- -
– Совет да любовь! – надрывался Митька Тютя, размахивая бараньей
ногой.
Рыта Мезенец разросся над столом всей своей широкоплечей массой,
демонстративно хлебнул браги из ковша, проливая на бороду и
скривился:
– Горькааа! Подсластитя!
Казачья орава с ревом и хохотом поддержала идею. Санька, краснея
и смущаясь, встал с лавки. На бледную Чакилган даже смотреть было
страшно. Почему-то целоваться пред маслянистыми от хмельного и
похоти глазами ватаги не хотелось. Но целовать черноглазую невесту
– даже в десятый, даже в сотый (!) раз – это каждый раз, как живой
огонь через себя пропустить.
Санька нежно взял девушку за плечи, развернул к себе, улыбнулся
и шепнул:
– Не бойся, родная! – и мягко поцеловал.
Конечно, Чакилган не боялась. Ведь по ее законам они были мужем
и женой уже вторую неделю. Ошалевший Дурной рванул к чохарам почти
сразу после битвы. Чуть не вперед Галинги в становище ворвался.
Старый князь, подсунувший пектораль в маньчжурский мешок, только
посмеивался, кутаясь в пушной воротник.
– Я ж говорил, найдешь сокровище Бомбогора, – язвил он. –
Придется теперь, наверное, тебе девку мою отдавать, лоча…

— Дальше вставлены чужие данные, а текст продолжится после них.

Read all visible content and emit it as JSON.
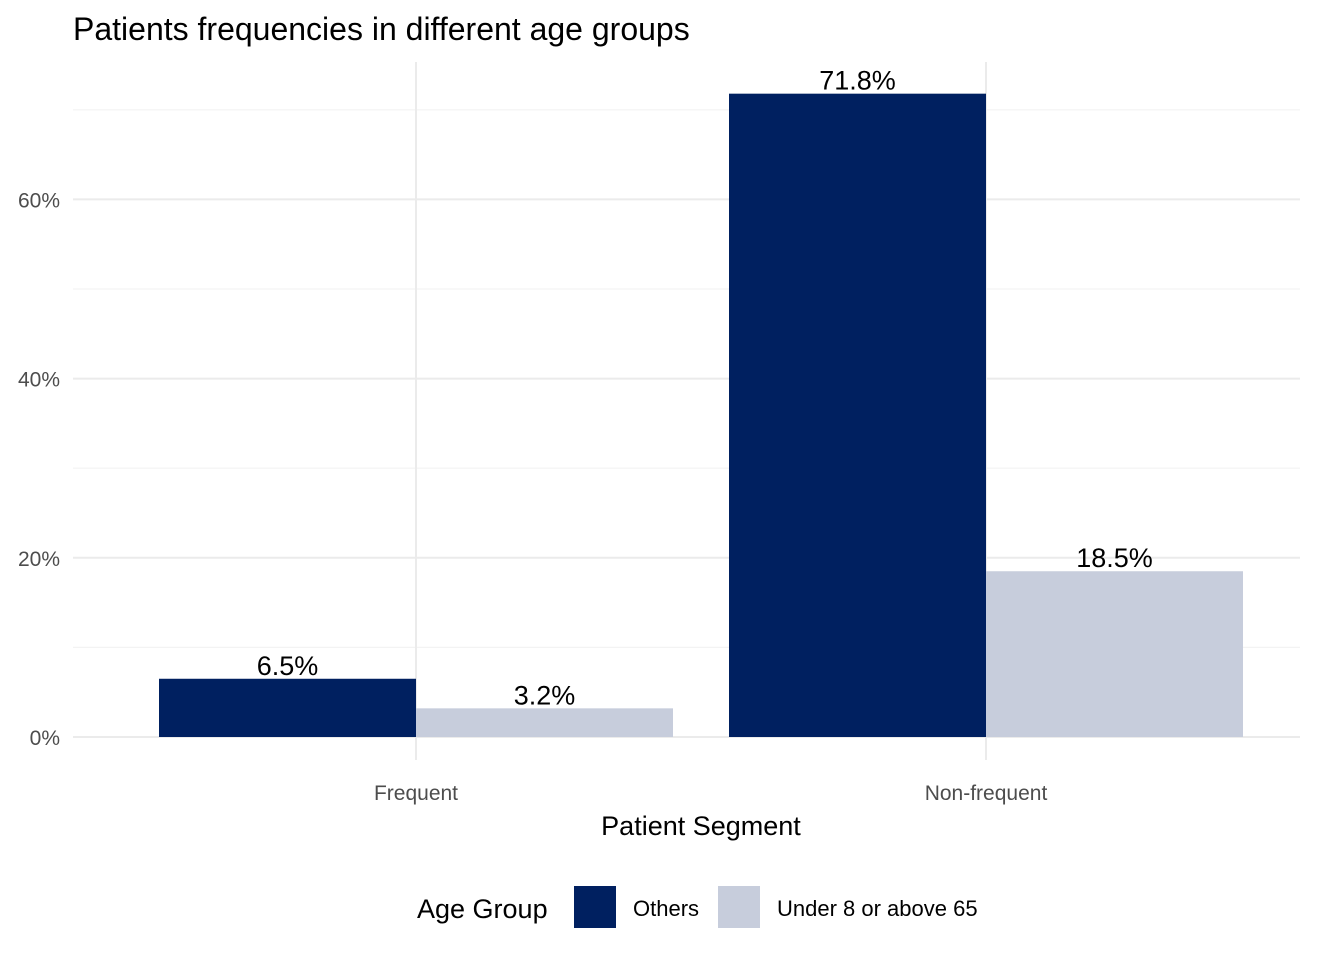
{
  "chart_data": {
    "type": "bar",
    "title": "Patients frequencies in different age groups",
    "xlabel": "Patient Segment",
    "ylabel": "",
    "categories": [
      "Frequent",
      "Non-frequent"
    ],
    "series": [
      {
        "name": "Others",
        "values": [
          6.5,
          71.8
        ],
        "labels": [
          "6.5%",
          "71.8%"
        ],
        "color": "#002060"
      },
      {
        "name": "Under 8 or above 65",
        "values": [
          3.2,
          18.5
        ],
        "labels": [
          "3.2%",
          "18.5%"
        ],
        "color": "#c7cddc"
      }
    ],
    "y_ticks": [
      0,
      20,
      40,
      60
    ],
    "y_tick_labels": [
      "0%",
      "20%",
      "40%",
      "60%"
    ],
    "ylim": [
      0,
      75
    ],
    "grid": true,
    "legend": {
      "title": "Age Group",
      "position": "bottom"
    }
  }
}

Но отец невесты требовал, чтобы «венчание» состоялось по
даурскому обычаю… И страшно удивился, когда атаман лоча легко
согласился. А ведь их бог ревнив… Но Дурной – хоть и привык
креститься, хоть отче наш теперь мог на автомате начитывать – всё
еще не видел разницы между православным культом и языческими
обычаями. Для выходца из СССР всё это было «опиумом для народа».
Раз можно покреститься, то почему бы также и шаману не
подыграть.
А странный шаман Науръылга это чувствовал. После боя он сильно
изменил свое отношение к Саньке (в лучшую сторону), но во время
обряда хмурился и кусал нижнюю губу в досаде.
– Осторожнее будь, Сашика, – шепнул шаман ему после «венчания».
– Онгоны тебе благоволить стали, а ты душу от них запираешь. Не
рискуй!
Санька только улыбнулся и отмахнулся беззаботно. В глазах его
была только Чакилган, в душе – тоже. Нечего там всяким онгонам
лазать! Мысль о том, что красавица Челганка теперь будет с ним – с
ним всегда! – грела в груди печкой. И каждый новый поцелуй –
увесистое полено в прожорливое чрево печурки. Нежные руки девушки,
жаркое тело, еле слышный ночной шепот – всё это делало его таким
счастливым, что даже забылась печаль от сражения с Минандали.